Este trastorno, también conocido como “síndrome de la bella durmiente”, puede hacer que quienes lo padecen duerman hasta 19 horas al día durante días, semanas o incluso meses, afectando profundamente su vida cotidiana.
El caso más impactante de Nicole ocurrió cuando permaneció dormida durante 64 días consecutivos, desde el Día de Acción de Gracias hasta enero. Durante ese período, su familia apenas pudo interactuar con ella, ya que solo despertaba brevemente para comer o ir al baño, en un estado similar al sonambulismo.
Según relatan, al finalizar cada episodio no recuerda nada de lo ocurrido, como si ese tiempo simplemente no hubiera existido.
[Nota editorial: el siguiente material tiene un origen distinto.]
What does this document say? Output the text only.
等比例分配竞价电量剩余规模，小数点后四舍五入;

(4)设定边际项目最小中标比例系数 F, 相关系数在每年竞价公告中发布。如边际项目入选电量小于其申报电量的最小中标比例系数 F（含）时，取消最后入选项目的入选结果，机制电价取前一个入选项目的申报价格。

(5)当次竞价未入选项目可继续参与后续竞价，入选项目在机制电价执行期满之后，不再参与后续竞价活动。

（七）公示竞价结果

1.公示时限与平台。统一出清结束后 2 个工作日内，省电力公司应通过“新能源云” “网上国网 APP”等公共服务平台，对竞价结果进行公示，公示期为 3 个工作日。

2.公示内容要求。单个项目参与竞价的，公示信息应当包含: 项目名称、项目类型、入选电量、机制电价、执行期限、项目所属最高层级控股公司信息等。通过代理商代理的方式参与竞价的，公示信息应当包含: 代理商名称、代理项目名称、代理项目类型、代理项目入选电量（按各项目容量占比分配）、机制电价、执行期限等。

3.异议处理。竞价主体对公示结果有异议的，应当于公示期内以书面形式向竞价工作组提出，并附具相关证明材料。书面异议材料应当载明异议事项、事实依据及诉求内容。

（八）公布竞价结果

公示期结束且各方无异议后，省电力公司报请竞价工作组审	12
Además del sueño excesivo, la enfermedad genera confusión, desconexión de la realidad y dificultades cognitivas, lo que vuelve aún más complejo el diagnóstico y seguimiento del cuadro.
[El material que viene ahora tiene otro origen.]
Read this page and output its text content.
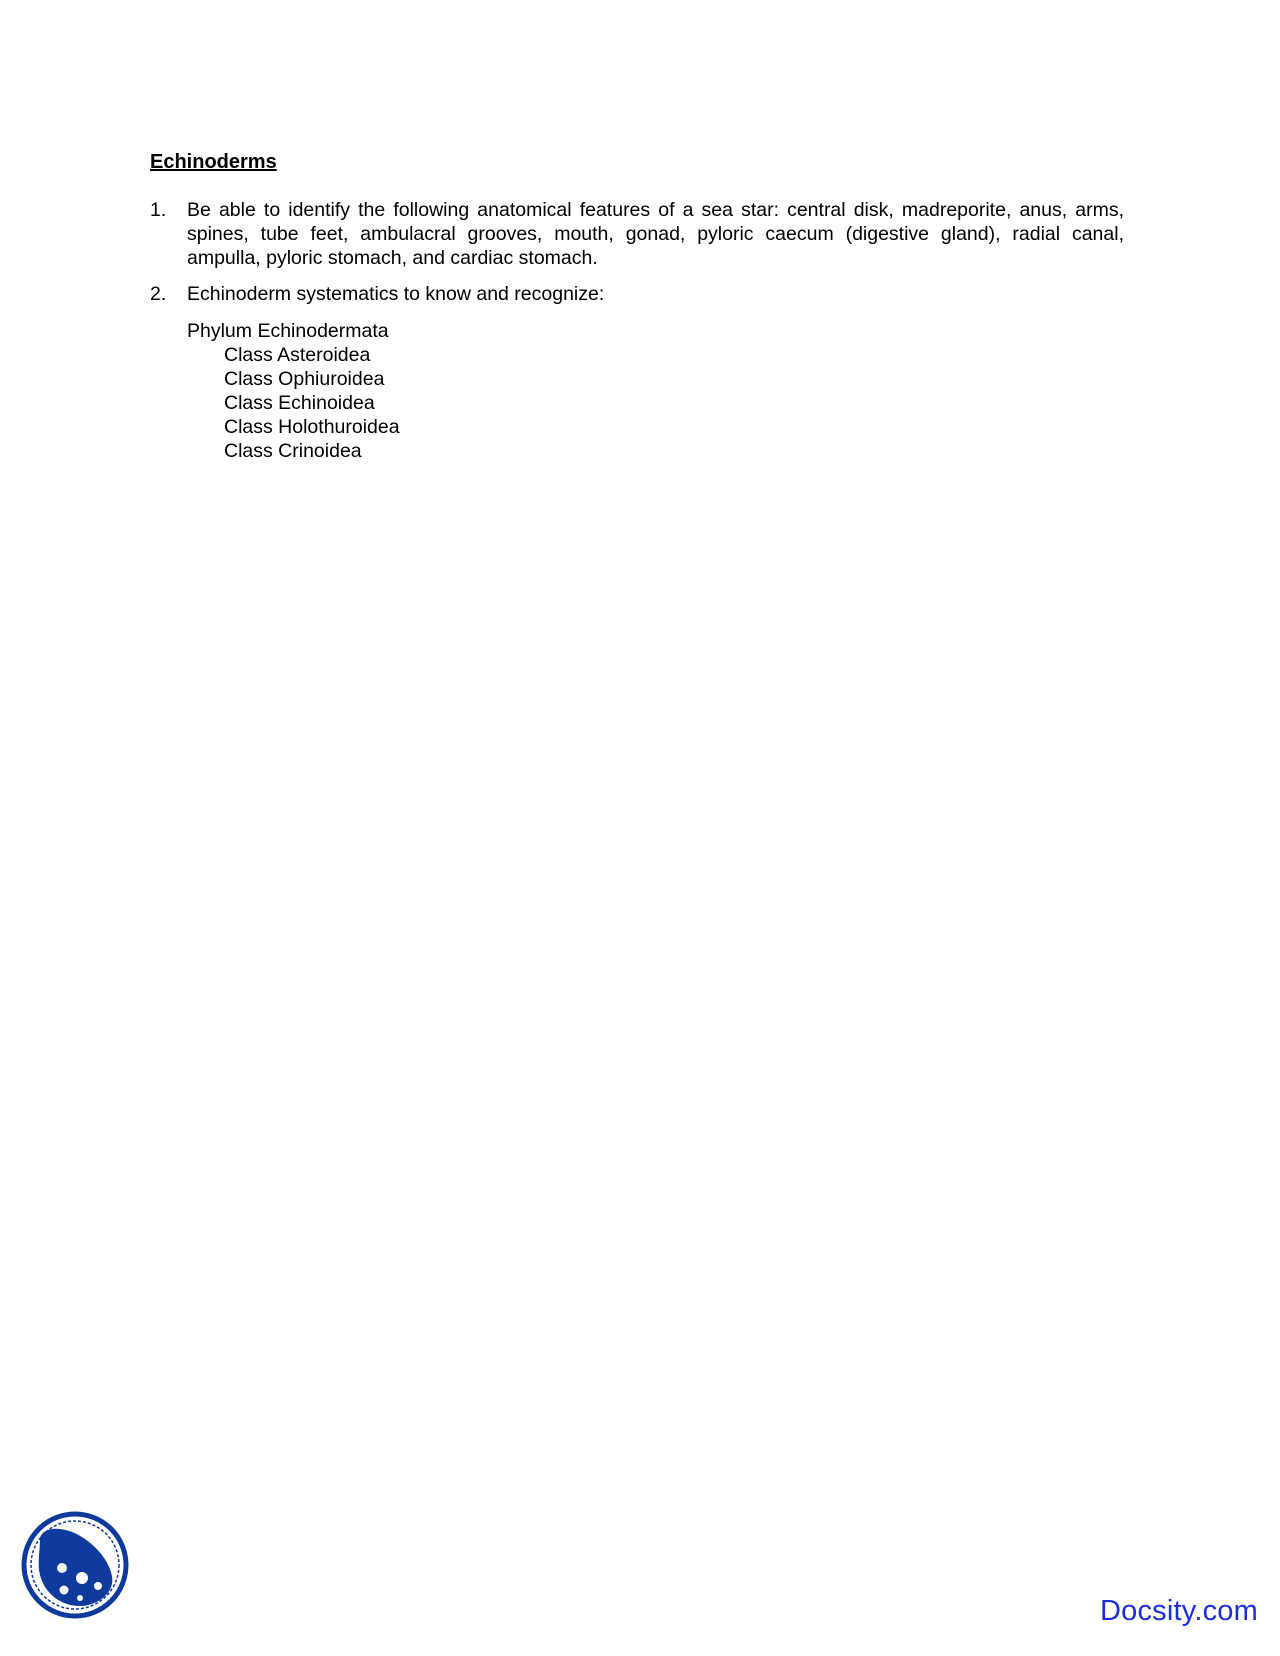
Echinoderms
1.	Be able to identify the following anatomical features of a sea star: central disk, madreporite, anus, arms, spines, tube feet, ambulacral grooves, mouth, gonad, pyloric caecum (digestive gland), radial canal, ampulla, pyloric stomach, and cardiac stomach.
2.	Echinoderm systematics to know and recognize:
Phylum Echinodermata
Class Asteroidea
Class Ophiuroidea
Class Echinoidea
Class Holothuroidea
Class Crinoidea
Docsity.com
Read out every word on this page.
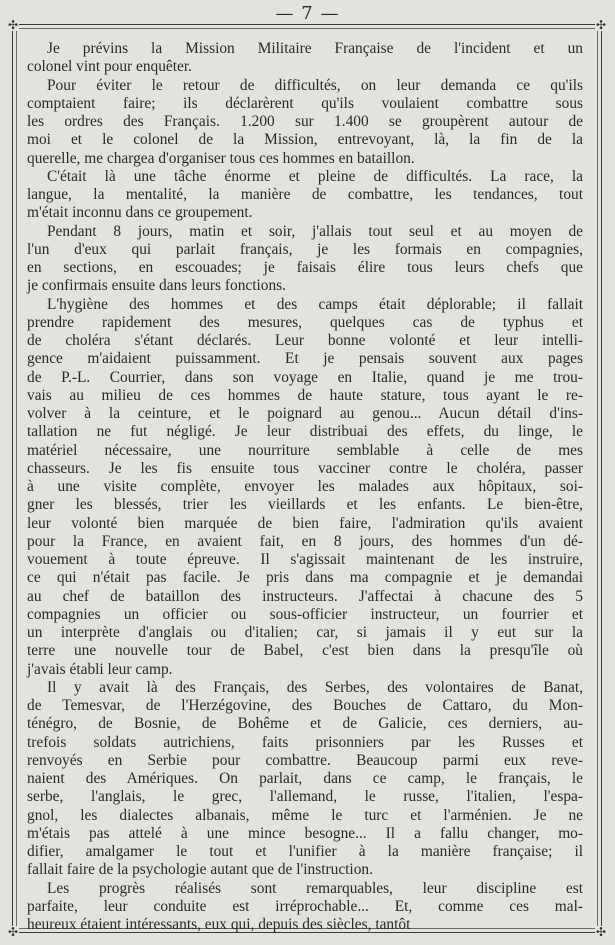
— 7 —
✣	✣
✣	✣
Je prévins la Mission Militaire Française de l'incident et un
colonel vint pour enquêter.
Pour éviter le retour de difficultés, on leur demanda ce qu'ils
comptaient faire; ils déclarèrent qu'ils voulaient combattre sous
les ordres des Français. 1.200 sur 1.400 se groupèrent autour de
moi et le colonel de la Mission, entrevoyant, là, la fin de la
querelle, me chargea d'organiser tous ces hommes en bataillon.
C'était là une tâche énorme et pleine de difficultés. La race, la
langue, la mentalité, la manière de combattre, les tendances, tout
m'était inconnu dans ce groupement.
Pendant 8 jours, matin et soir, j'allais tout seul et au moyen de
l'un d'eux qui parlait français, je les formais en compagnies,
en sections, en escouades; je faisais élire tous leurs chefs que
je confirmais ensuite dans leurs fonctions.
L'hygiène des hommes et des camps était déplorable; il fallait
prendre rapidement des mesures, quelques cas de typhus et
de choléra s'étant déclarés. Leur bonne volonté et leur intelli-
gence m'aidaient puissamment. Et je pensais souvent aux pages
de P.-L. Courrier, dans son voyage en Italie, quand je me trou-
vais au milieu de ces hommes de haute stature, tous ayant le re-
volver à la ceinture, et le poignard au genou... Aucun détail d'ins-
tallation ne fut négligé. Je leur distribuai des effets, du linge, le
matériel nécessaire, une nourriture semblable à celle de mes
chasseurs. Je les fis ensuite tous vacciner contre le choléra, passer
à une visite complète, envoyer les malades aux hôpitaux, soi-
gner les blessés, trier les vieillards et les enfants. Le bien-être,
leur volonté bien marquée de bien faire, l'admiration qu'ils avaient
pour la France, en avaient fait, en 8 jours, des hommes d'un dé-
vouement à toute épreuve. Il s'agissait maintenant de les instruire,
ce qui n'était pas facile. Je pris dans ma compagnie et je demandai
au chef de bataillon des instructeurs. J'affectai à chacune des 5
compagnies un officier ou sous-officier instructeur, un fourrier et
un interprète d'anglais ou d'italien; car, si jamais il y eut sur la
terre une nouvelle tour de Babel, c'est bien dans la presqu'île où
j'avais établi leur camp.
Il y avait là des Français, des Serbes, des volontaires de Banat,
de Temesvar, de l'Herzégovine, des Bouches de Cattaro, du Mon-
ténégro, de Bosnie, de Bohême et de Galicie, ces derniers, au-
trefois soldats autrichiens, faits prisonniers par les Russes et
renvoyés en Serbie pour combattre. Beaucoup parmi eux reve-
naient des Amériques. On parlait, dans ce camp, le français, le
serbe, l'anglais, le grec, l'allemand, le russe, l'italien, l'espa-
gnol, les dialectes albanais, même le turc et l'arménien. Je ne
m'étais pas attelé à une mince besogne... Il a fallu changer, mo-
difier, amalgamer le tout et l'unifier à la manière française; il
fallait faire de la psychologie autant que de l'instruction.
Les progrès réalisés sont remarquables, leur discipline est
parfaite, leur conduite est irréprochable... Et, comme ces mal-
heureux étaient intéressants, eux qui, depuis des siècles, tantôt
Uno de los aspectos más desconcertantes es que, entre episodios, las personas con este síndrome pueden llevar una vida completamente normal, lo que dificulta anticipar cuándo ocurrirá una nueva crisis.
Actualmente, no existe una cura para esta enfermedad y su origen sigue siendo un misterio para la ciencia, lo que deja a quienes la padecen enfrentando una vida marcada por pausas inesperadas y momentos “perdidos” en el tiempo.